0.8 Goodness of fit comparing 3 models

Here I preform goodness of fit calculations for 3 of the models. The first model is the full model sans coliniar vairables, the second is the box cox transformed model, and the third is the reduced box cox transformed model. Of these three models the reduced model seems the most apropriate.The full model has a slightly higher adjusted r^2, meaning the reduced model explains less of the variability of the observations. This is offset by the reduced models much better mallows Cp and AIC that indicate a higher accuracy in predictions using the reduced model.
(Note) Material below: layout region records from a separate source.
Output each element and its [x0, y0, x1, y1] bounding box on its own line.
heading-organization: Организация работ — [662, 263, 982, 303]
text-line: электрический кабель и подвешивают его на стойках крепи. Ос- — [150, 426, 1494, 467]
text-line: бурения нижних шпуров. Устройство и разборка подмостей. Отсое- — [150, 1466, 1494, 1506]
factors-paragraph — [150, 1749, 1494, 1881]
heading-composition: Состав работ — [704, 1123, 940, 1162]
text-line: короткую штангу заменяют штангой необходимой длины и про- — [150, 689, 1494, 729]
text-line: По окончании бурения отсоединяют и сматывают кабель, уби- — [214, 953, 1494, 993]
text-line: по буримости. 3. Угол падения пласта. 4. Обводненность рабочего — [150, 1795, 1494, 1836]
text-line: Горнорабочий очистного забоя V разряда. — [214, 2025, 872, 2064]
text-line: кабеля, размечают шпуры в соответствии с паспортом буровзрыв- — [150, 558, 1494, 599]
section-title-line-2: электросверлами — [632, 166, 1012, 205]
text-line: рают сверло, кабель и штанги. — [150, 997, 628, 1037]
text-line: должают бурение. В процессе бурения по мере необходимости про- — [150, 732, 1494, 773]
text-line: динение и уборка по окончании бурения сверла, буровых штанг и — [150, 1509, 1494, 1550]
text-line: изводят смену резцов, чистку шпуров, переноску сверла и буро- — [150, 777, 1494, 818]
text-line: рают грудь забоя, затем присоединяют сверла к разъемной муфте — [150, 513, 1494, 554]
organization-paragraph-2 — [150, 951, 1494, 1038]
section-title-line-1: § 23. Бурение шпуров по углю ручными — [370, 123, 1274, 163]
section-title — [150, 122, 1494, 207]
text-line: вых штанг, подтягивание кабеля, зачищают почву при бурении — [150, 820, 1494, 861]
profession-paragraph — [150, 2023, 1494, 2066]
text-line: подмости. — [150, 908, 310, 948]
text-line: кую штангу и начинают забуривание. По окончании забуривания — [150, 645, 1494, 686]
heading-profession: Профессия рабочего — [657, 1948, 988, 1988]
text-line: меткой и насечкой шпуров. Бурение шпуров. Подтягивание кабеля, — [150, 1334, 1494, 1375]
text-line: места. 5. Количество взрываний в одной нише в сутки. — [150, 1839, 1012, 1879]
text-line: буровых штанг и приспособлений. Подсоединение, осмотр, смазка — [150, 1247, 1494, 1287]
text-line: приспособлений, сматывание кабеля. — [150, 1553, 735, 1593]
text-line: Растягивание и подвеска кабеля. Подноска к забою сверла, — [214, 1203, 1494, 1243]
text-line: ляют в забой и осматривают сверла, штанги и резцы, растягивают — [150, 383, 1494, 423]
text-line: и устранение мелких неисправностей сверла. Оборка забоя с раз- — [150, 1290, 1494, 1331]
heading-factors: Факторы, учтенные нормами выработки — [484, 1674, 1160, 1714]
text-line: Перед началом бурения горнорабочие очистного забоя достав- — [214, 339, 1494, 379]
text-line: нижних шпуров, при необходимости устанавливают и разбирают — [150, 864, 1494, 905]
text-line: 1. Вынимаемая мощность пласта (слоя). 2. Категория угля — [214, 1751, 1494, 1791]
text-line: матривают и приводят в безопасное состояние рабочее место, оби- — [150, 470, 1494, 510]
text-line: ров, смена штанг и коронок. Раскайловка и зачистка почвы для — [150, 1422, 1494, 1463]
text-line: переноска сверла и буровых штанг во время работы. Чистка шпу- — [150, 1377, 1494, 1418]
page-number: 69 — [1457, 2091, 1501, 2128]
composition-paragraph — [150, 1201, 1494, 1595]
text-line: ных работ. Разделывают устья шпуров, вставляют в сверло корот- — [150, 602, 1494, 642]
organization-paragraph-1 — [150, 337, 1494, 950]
Goodness-of-fit Measures of Candidate Models
	SSE	R.sq	R.adj	Cp	AIC	SBC	PRESS
Full model	92902252429	0.5264570	0.4972660	19	6107.171	6178.228	106716640789
Transformed model	0	0.4560837	0.4225547	19	-9336.521	-9265.465	0
reduced model	0	0.4465416	0.4318805	9	-9351.112	-9317.454	0

0.9 Final model

The final model is the following

((Salary^-1.2)-1)/-1.2 = 0.8333318 + 0.0000012* DepartmentExecutive Office + 0.0000004 * DepartmentIT/IS -0.0000002 * DepartmentProduction -0.000000001 * DepartmentSales + 0.0000005 * DepartmentSoftware Engineering -0.0000001 * HispanicLatinoYes + 0.000000046 * PerfScoreID + 0.0000000054 *Absences

In this model department = Admin Offices and HispanicLation = Yes are used as baselines. As we transformed the salary variable a direct interpretation of the values of the coefficients is difficult. We can however comment on the direction and relative sizes of these coefficients. The difference between departments is the most significant predictor of employee salary. The order of salary by department ranked highest to lowest are Execute Office, Software Engineering, It/IS, Admin Offices,Sales,Production. Hispaniclatino having a negative correlation with salary would be a concerning result for any HR employees. The positive relationship between performance score and salary is an expected and desired finding. The positive correlation between absences and salary is strange, but probably not meaningful given it is a fraction of strength of the other variables.